Kaynak: AA
"Yol", "Sürü", "Umut", "Arkadaş", "Endişe" gibi Türkiye sinemasının önemli yapımlarına imza atan oyuncu, yönetmen ve senarist Yılmaz Güney, ölümünün 36. yılında anılıyor.
Senaryosunu Güney'in yazdığı, yönetmenliğini ise Şerif Gören'in üstlendiği 1981 yapımı "Yol" filmi ise 1982'de Cannes Film Festivali'nden "Altın Palmiye" ödülüne değer görülmüştü.
1982'de Türk vatandaşlığından çıkarılan sanatçı, Fransa'da 1983'te çektiği "Duvar" filmiyle de 1984'te Cannes Film Festivali "Jüri Özel Ödülü"ne aday gösterilmişti.
Türkiye sinemasının dünyaya açılmasında önemli bir yeri olan ve asıl adı Yılmaz Pütün olan sanatçı, Hamit ve Güllü Pütün çiftinin çocuğu olarak 1937'de Adana'nın Yenice köyünde dünyaya geldi.
"İlk işim dana gütmekti"
Güney bir röportajında çocukluk yıllarını şöyle anlatmıştı:
"Adım, zorluklar karşısında eğilmez, umutsuzluğa kapılmaz, yılgınlığa düşmez ve baş eğmez anlamına gelir.

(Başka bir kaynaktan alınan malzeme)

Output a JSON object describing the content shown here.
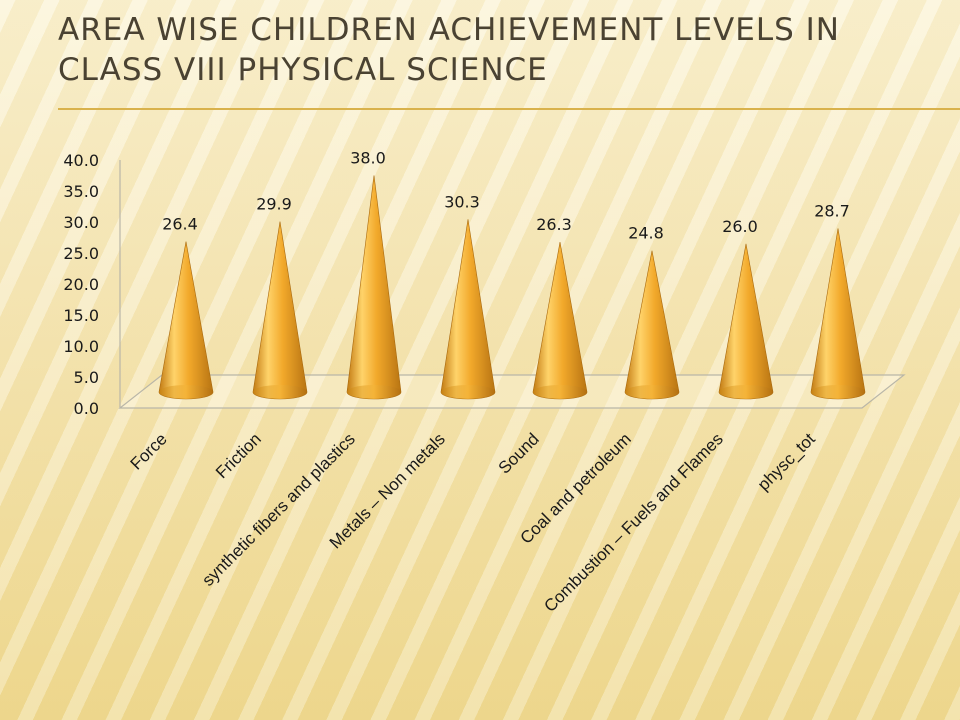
{
  "title": "AREA WISE CHILDREN ACHIEVEMENT LEVELS IN CLASS VIII PHYSICAL SCIENCE",
  "chart_data": {
    "type": "bar",
    "bar_shape": "3d-cone",
    "title": "AREA WISE CHILDREN ACHIEVEMENT LEVELS IN CLASS VIII PHYSICAL SCIENCE",
    "categories": [
      "Force",
      "Friction",
      "synthetic fibers and plastics",
      "Metals – Non metals",
      "Sound",
      "Coal and  petroleum",
      "Combustion – Fuels and Flames",
      "physc_tot"
    ],
    "values": [
      26.4,
      29.9,
      38.0,
      30.3,
      26.3,
      24.8,
      26.0,
      28.7
    ],
    "value_labels": [
      "26.4",
      "29.9",
      "38.0",
      "30.3",
      "26.3",
      "24.8",
      "26.0",
      "28.7"
    ],
    "yticks": [
      "0.0",
      "5.0",
      "10.0",
      "15.0",
      "20.0",
      "25.0",
      "30.0",
      "35.0",
      "40.0"
    ],
    "ylim": [
      0,
      40
    ],
    "xlabel": "",
    "ylabel": "",
    "grid": false,
    "legend": "none",
    "colors": {
      "cone_light": "#ffd36a",
      "cone_mid": "#f2a92b",
      "cone_dark": "#b87412",
      "axis": "#b9b6a8"
    }
  }
}
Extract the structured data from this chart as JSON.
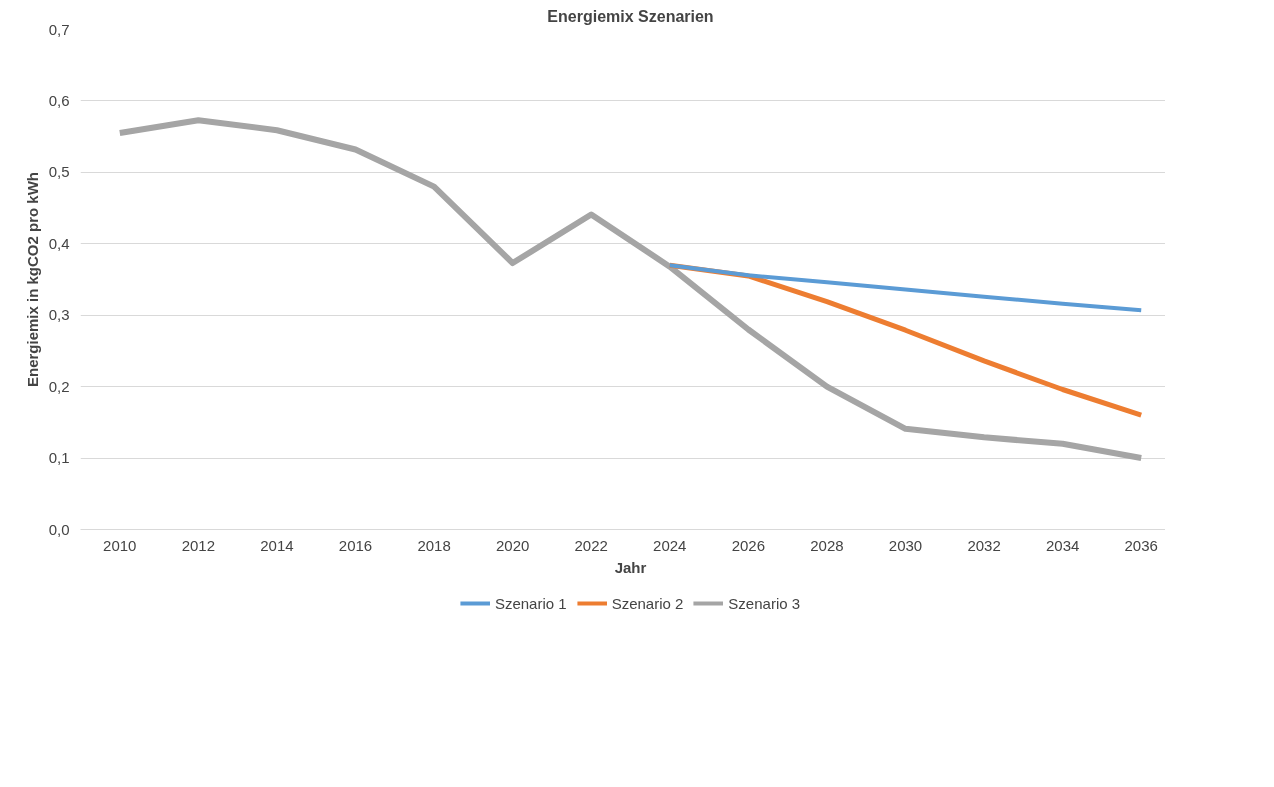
{
  "chart_data": {
    "type": "line",
    "title": "Energiemix Szenarien",
    "xlabel": "Jahr",
    "ylabel": "Energiemix in kgCO2 pro kWh",
    "categories": [
      "2010",
      "2012",
      "2014",
      "2016",
      "2018",
      "2020",
      "2022",
      "2024",
      "2026",
      "2028",
      "2030",
      "2032",
      "2034",
      "2036"
    ],
    "series": [
      {
        "name": "Szenario 1",
        "color": "#5b9bd5",
        "values": [
          null,
          null,
          null,
          null,
          null,
          null,
          null,
          0.37,
          0.356,
          0.346,
          0.336,
          0.326,
          0.316,
          0.307
        ]
      },
      {
        "name": "Szenario 2",
        "color": "#ed7d31",
        "values": [
          null,
          null,
          null,
          null,
          null,
          null,
          null,
          0.37,
          0.355,
          0.319,
          0.279,
          0.236,
          0.196,
          0.16
        ]
      },
      {
        "name": "Szenario 3",
        "color": "#a5a5a5",
        "values": [
          0.555,
          0.573,
          0.559,
          0.532,
          0.48,
          0.373,
          0.441,
          0.368,
          0.28,
          0.2,
          0.141,
          0.129,
          0.12,
          0.1
        ]
      }
    ],
    "ylim": [
      0,
      0.7
    ],
    "yticks": [
      {
        "value": 0,
        "label": "0,0"
      },
      {
        "value": 0.1,
        "label": "0,1"
      },
      {
        "value": 0.2,
        "label": "0,2"
      },
      {
        "value": 0.3,
        "label": "0,3"
      },
      {
        "value": 0.4,
        "label": "0,4"
      },
      {
        "value": 0.5,
        "label": "0,5"
      },
      {
        "value": 0.6,
        "label": "0,6"
      },
      {
        "value": 0.7,
        "label": "0,7"
      }
    ],
    "grid": "y",
    "legend": "bottom",
    "marker": "none",
    "line_style": "solid"
  }
}
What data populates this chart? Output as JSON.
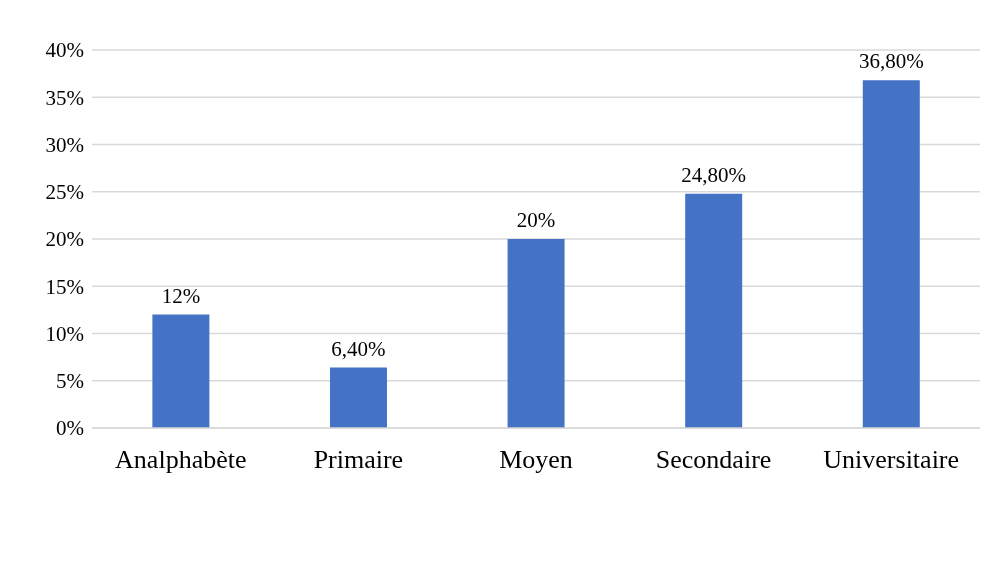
{
  "chart_data": {
    "type": "bar",
    "categories": [
      "Analphabète",
      "Primaire",
      "Moyen",
      "Secondaire",
      "Universitaire"
    ],
    "values": [
      12,
      6.4,
      20,
      24.8,
      36.8
    ],
    "value_labels": [
      "12%",
      "6,40%",
      "20%",
      "24,80%",
      "36,80%"
    ],
    "color": "#4472c4",
    "ylim": [
      0,
      40
    ],
    "yticks": [
      {
        "value": 0,
        "label": "0%"
      },
      {
        "value": 5,
        "label": "5%"
      },
      {
        "value": 10,
        "label": "10%"
      },
      {
        "value": 15,
        "label": "15%"
      },
      {
        "value": 20,
        "label": "20%"
      },
      {
        "value": 25,
        "label": "25%"
      },
      {
        "value": 30,
        "label": "30%"
      },
      {
        "value": 35,
        "label": "35%"
      },
      {
        "value": 40,
        "label": "40%"
      }
    ],
    "grid": "y"
  }
}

Soyadım Pütün ise bir dağ meyvesinin kırılmaz çekirdeği demektir. 1937 yılında, Türkiye'de, bir güney şehri olan Adana'nın Yenice köyünde doğdum. Kürt asıllı, topraksız bir köylü ailenin iki çocuğundan biriyim. Annem dindardı ve okuma yazma bilmezdi. Babam ise okuma yazmayı askerde öğrenmişti. Annem gibi o da hiç okula gitmemişti. Dokuz yaşımdan bu yana hayatımı çalışarak kazandım. İlk işim dana gütmekti."
Yılmaz Güney annesi Güllü Pütün ile.
Bisikletiyle sinemalara film bobini taşıdı
İlk ve orta öğrenimini Adana'da tamamlayan sanatçı, 13 yaşındayken bisikletiyle sinemalara 16 milimetrelik film bobinleri taşıdı, sırtındaki panoda ise film afişlerini sergileyerek sinemaya ilk adımını attı.
Yılmaz Güney, And Film ve Kemal Film şirketlerinin bölge temsilciliklerinde film dağıtıcılığı yaptı. Sanatçının edebiyata ilgisi sinemaya yönelmesinde en önemli sebeplerden biri oldu.
Sanatçı, Yaşar Kemal aracılığıyla Yeşilçam'ın usta yönetmenlerinden Atıf Yılmaz'la tanışarak, bir süre onun asistanlığını yaptı.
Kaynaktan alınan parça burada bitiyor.